Gold Diggers of 1933 est un bon film car bien équilibré : les numéros musicaux sont marquants pour le spectateur et participent à l’objet du film, qui est de parler de son époque de manière ludique ; chacune des héroïnes a son propre rôle dans le spectacle, en lien avec sa personnalité ; enfin, les personnages masculins possèdent tous un certain intérêt, et ne sont donc pas de simples supplétifs (Guy Kibbee apporte la performance comique, Warren William trouve un juste milieu entre sévérité et empathie, et Dick Powell est au centre de l’intrigue, à la fois intérêt amoureux d’une des actrices et pièce maîtresse du spectacle).


Et aussi…

- Night Nurse (1931), de William A. Wellman, avec Barbara Stanwyck : un second rôle qui permet à Joan Blondell de se mesurer au cocktail explosif du charme et du charisme de la jeune Barbara Stanwyck ; pari réussi, grâce à leur complicité de jeunes infirmières qui n’ont pas froid aux yeux.

- Three on a Match (1932), de Mervyn LeRoy, avec Ann Dvorak, Bette Davis et Warren William : un joli drame qui raconte les destins opposés de trois jeunes femmes ; Blondell sort du lot par sa personnalité pétillante ; Davis est un peu en retrait.

- Lawyer Man (1932), de William Dieterle, avec William Powell : un film avec William Powell est toujours un vrai plaisir, et le voir en duo avec une Joan en pleine forme est particulièrement réjouissant.
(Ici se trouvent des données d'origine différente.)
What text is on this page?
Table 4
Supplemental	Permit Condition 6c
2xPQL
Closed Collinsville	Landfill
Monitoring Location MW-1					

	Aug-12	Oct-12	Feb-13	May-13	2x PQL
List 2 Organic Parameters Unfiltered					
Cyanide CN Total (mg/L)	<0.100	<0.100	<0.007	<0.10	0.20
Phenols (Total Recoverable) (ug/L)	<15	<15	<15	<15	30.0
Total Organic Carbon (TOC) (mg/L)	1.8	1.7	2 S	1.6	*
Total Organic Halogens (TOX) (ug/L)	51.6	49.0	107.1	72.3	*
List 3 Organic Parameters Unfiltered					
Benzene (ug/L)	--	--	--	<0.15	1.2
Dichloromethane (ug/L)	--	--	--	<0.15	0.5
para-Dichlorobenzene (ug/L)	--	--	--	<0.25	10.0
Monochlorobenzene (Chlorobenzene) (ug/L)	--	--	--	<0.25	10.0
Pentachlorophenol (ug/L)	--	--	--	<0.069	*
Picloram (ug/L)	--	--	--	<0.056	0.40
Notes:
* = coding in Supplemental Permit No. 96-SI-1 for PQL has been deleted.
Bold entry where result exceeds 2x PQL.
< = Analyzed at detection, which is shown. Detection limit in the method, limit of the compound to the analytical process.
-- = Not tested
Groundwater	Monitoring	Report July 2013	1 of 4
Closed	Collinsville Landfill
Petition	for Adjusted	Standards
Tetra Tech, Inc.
Le scénario est cependant très conventionnel.

- A Tree Grows in Brooklyn (1945), d’Elia Kazan, avec Dorothy McGuire : une tranche de vie exposée ici de belle manière par Kazan ; Joan en tante un peu trop permissive apporte la touche de lumière dans un univers sombre et réaliste.

- Nightmare Alley (1947), d’Edmund Goulding, avec Tyrone Power : un des monuments de la grande année 1947, où Joan est l’une des trois femmes de la vie du personnage principal. Il s’agit d’ailleurs d’une belle performance, l’actrice apportant une dimension tragique au début du film, alors que le héros semble avoir un avenir radieux (voir aussi cet article pour une critique plus approfondie du film sur le blog).

- Lizzie (1957), de Hugo Haas, avec Eleanor Parker : Joan Blondell a pour moi l’avantage d’avoir évolué avec plusieurs de mes acteurs et actrices favoris, dont une Eleanor Parker à la triple personnalité. La performance de Joan a le mérite de souligner le caractère complexe de la relation entre l’héroïne et sa tante, mais le film est sans conteste entièrement dominé par Eleanor, dans l’un de ses meilleurs rôles.